Calvino afferma di essere stato tentato di scrivere un terzo racconto che avrebbe potuto avere il titolo Il motel dei destini incrociati, ambientata in un futuro post-apocalittico in cui, alcuni scampati ad un misterioso disastro, narrano muti le loro storie utilizzando come ausilio visivo i frammenti di alcune storie a fumetti. Avendo tuttavia esaurito l’interesse per l’esperimento narrativo, non diede mai seguito all’idea avuta.

I due racconti che compongono l’edizione del 1973, Il castello dei destini incrociati e La taverna dei destini incrociati, partono dalle medesime premesse: alcuni viandanti, attraversando un bosco, raggiungono un castello/una taverna dove si fermano a banchettare; qui si avvedono di aver perso l’uso della parola, e decidono quindi di raccontarsi le reciproche avventure facendo ricorso ad un mazzo di tarocchi che l’oste ha messo a loro disposizione.

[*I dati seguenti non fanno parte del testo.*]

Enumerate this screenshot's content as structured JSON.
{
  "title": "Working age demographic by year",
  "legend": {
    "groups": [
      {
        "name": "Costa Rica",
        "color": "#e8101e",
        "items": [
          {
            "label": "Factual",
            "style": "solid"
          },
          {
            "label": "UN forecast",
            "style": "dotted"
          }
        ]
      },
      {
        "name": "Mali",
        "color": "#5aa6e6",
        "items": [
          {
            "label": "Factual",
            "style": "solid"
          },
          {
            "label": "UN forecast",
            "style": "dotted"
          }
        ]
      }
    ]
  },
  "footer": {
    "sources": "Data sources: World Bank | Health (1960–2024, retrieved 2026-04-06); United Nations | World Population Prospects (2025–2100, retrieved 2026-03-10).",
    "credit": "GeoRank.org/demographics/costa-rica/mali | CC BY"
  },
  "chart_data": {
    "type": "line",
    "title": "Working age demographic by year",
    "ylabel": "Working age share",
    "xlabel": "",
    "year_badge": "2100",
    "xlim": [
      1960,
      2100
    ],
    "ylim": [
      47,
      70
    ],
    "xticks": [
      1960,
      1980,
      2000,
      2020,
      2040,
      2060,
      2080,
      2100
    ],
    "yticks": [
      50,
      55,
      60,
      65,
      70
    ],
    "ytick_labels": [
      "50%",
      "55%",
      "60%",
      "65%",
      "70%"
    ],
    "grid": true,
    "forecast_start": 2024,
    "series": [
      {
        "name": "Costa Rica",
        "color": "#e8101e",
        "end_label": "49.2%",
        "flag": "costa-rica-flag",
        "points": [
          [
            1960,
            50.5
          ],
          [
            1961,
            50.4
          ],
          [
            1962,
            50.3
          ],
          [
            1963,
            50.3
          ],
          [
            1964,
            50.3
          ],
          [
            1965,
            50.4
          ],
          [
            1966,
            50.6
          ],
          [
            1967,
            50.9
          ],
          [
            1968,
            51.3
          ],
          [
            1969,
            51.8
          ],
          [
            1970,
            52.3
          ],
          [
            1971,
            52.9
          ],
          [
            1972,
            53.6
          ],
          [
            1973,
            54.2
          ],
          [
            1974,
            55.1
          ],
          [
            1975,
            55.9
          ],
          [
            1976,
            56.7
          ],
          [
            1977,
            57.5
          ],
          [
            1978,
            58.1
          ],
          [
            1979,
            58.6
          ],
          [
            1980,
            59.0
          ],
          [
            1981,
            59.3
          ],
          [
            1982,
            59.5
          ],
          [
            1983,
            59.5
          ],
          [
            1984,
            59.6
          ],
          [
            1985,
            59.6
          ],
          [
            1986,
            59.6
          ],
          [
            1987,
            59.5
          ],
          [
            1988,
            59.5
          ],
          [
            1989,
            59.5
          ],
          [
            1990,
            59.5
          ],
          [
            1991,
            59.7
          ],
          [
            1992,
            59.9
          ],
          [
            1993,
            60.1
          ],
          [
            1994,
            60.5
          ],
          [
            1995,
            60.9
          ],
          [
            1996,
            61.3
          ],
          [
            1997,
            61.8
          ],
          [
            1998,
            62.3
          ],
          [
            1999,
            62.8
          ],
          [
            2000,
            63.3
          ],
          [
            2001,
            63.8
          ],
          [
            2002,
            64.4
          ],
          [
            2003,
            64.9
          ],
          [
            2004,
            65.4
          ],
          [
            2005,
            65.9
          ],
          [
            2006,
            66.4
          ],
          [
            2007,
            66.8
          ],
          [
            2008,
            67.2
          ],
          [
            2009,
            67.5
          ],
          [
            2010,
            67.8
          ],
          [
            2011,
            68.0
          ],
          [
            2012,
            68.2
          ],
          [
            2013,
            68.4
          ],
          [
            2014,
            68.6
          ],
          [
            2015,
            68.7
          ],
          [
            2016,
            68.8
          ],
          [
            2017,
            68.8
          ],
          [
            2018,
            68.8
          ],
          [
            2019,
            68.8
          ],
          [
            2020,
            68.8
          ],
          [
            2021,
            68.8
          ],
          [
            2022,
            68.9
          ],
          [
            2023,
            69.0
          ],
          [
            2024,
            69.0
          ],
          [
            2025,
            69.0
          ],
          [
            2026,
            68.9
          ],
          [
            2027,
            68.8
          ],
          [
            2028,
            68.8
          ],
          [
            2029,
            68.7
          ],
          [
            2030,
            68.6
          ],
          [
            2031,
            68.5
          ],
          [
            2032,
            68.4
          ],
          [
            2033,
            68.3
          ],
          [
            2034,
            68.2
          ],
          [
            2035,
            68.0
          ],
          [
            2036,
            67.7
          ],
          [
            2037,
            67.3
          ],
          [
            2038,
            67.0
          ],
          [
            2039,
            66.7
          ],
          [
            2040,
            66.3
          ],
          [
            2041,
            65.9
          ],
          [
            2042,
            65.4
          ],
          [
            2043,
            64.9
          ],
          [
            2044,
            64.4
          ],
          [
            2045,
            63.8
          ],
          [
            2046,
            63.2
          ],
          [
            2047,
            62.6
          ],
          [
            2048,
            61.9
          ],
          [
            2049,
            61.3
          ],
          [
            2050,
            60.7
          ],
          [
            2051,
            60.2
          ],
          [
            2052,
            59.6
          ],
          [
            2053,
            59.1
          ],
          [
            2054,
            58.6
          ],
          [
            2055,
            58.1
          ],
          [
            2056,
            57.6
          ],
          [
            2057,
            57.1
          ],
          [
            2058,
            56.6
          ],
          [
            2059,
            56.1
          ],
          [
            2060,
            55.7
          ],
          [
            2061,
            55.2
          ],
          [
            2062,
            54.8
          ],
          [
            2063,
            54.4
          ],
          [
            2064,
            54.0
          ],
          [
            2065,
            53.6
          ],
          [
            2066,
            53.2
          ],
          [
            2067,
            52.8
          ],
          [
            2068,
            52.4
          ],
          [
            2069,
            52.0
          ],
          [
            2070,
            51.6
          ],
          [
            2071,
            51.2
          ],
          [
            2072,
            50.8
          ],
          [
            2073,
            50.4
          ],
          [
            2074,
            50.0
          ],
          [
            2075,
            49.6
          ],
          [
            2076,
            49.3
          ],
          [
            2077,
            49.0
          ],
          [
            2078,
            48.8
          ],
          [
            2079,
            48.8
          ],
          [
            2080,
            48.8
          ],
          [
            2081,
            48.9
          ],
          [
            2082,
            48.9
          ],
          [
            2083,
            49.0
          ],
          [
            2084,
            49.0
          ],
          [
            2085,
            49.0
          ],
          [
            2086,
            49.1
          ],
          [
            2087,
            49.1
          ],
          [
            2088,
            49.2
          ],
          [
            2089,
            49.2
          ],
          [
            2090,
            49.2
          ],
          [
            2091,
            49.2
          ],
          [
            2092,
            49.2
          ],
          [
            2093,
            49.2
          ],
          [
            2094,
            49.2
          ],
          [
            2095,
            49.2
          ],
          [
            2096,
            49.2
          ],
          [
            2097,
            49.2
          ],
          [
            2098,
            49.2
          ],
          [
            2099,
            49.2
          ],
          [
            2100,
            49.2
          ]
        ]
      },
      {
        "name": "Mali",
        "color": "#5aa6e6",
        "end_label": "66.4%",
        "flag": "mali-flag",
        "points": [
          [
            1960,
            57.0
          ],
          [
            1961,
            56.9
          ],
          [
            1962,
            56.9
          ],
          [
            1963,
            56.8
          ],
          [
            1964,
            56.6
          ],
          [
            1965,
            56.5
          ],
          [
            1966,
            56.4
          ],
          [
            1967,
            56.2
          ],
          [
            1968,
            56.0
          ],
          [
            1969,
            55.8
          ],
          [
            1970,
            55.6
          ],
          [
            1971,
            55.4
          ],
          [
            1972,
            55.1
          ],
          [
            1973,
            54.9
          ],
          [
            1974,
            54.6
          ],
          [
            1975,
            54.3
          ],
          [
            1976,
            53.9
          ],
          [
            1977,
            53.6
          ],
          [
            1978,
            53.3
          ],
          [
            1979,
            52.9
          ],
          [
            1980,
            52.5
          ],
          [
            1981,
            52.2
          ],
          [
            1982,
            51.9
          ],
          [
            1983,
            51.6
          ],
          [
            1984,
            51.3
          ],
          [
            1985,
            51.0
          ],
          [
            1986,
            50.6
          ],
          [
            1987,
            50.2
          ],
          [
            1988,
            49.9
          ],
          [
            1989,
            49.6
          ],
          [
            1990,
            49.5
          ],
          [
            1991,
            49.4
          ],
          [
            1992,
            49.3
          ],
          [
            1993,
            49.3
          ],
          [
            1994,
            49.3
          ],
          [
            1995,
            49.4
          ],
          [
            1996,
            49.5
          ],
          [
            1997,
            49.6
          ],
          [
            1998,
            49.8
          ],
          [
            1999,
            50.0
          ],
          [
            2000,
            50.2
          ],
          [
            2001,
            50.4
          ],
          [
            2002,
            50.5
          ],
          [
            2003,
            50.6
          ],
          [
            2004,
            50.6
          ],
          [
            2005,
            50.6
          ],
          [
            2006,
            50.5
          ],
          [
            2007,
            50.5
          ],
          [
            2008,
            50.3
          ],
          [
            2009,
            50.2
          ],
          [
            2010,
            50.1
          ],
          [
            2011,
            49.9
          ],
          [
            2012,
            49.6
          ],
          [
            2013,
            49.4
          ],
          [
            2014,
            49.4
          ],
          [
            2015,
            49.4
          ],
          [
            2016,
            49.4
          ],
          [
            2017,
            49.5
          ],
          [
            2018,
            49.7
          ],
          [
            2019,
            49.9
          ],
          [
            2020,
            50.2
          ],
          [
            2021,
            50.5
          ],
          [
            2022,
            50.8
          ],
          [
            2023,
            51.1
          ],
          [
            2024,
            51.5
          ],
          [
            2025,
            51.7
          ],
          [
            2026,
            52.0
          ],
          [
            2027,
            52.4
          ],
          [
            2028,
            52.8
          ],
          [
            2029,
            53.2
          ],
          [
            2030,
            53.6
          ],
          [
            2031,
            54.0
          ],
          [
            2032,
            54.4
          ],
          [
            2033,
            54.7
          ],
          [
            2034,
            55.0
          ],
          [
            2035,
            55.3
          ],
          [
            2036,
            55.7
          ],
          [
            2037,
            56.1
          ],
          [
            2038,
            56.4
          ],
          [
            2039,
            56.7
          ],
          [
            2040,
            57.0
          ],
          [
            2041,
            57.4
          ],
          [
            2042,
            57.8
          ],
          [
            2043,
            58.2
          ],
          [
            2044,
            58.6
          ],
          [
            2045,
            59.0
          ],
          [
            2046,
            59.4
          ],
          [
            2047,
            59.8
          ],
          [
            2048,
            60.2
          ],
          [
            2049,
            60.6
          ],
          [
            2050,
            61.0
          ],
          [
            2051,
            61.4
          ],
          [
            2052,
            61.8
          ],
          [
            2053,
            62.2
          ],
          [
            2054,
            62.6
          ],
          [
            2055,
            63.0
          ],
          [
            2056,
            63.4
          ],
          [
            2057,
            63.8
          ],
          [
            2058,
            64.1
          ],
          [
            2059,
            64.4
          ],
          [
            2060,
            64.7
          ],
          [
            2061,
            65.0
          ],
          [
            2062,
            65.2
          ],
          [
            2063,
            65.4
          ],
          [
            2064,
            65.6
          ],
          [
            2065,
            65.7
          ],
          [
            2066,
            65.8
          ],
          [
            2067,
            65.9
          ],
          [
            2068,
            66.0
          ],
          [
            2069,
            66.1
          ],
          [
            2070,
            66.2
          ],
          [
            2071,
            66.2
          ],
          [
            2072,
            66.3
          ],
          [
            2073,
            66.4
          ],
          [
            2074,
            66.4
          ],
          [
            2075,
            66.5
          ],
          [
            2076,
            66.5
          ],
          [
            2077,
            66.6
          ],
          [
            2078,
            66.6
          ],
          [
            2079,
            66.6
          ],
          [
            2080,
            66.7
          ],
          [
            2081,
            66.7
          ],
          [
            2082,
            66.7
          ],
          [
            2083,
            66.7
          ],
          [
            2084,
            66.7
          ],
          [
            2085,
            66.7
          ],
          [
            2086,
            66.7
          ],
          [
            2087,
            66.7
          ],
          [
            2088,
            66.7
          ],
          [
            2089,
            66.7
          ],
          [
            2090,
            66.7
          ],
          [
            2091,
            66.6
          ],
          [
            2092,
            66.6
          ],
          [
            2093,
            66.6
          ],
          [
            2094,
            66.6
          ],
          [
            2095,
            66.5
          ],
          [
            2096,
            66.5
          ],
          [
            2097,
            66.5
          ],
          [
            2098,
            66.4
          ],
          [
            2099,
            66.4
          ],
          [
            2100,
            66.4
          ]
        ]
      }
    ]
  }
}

Poggiando sul tavolo le varie carte in sequenza si ottengono diverse narrazioni per diverse disposizioni. Tutti i racconti sono legati gli uni agli altri dalle stesse carte già posate sul tavolo e s’intrecciano narrando eventi, luoghi e storie completamente distinti. La particolarità è che, narrata una storia, e interpretata in modo del tutto individuale da ciascuno dei protagonisti, è possibile sviare da un percorso narrativo per seguire nuove strade e nuovi filoni. È possibile che una stessa sequenza di carte rappresenti storie diverse a seconda che la si legga dall’inizio oppure dalla fine; a ciò allude il narratore quando fa dire ad Orlando: «Lasciatemi così. Ho fatto tutto il giro e ho capito. Il mondo si legge all’incontrario. Tutto è chiaro».

La narrazione è ricca di riferimenti e citazioni ad altre opere e ai loro personaggi tra i quali il dottor Faust, Orlando e Astolfo, Elena di Troia, Parsifal, Edipo, Amleto, Lady Macbeth, Justine.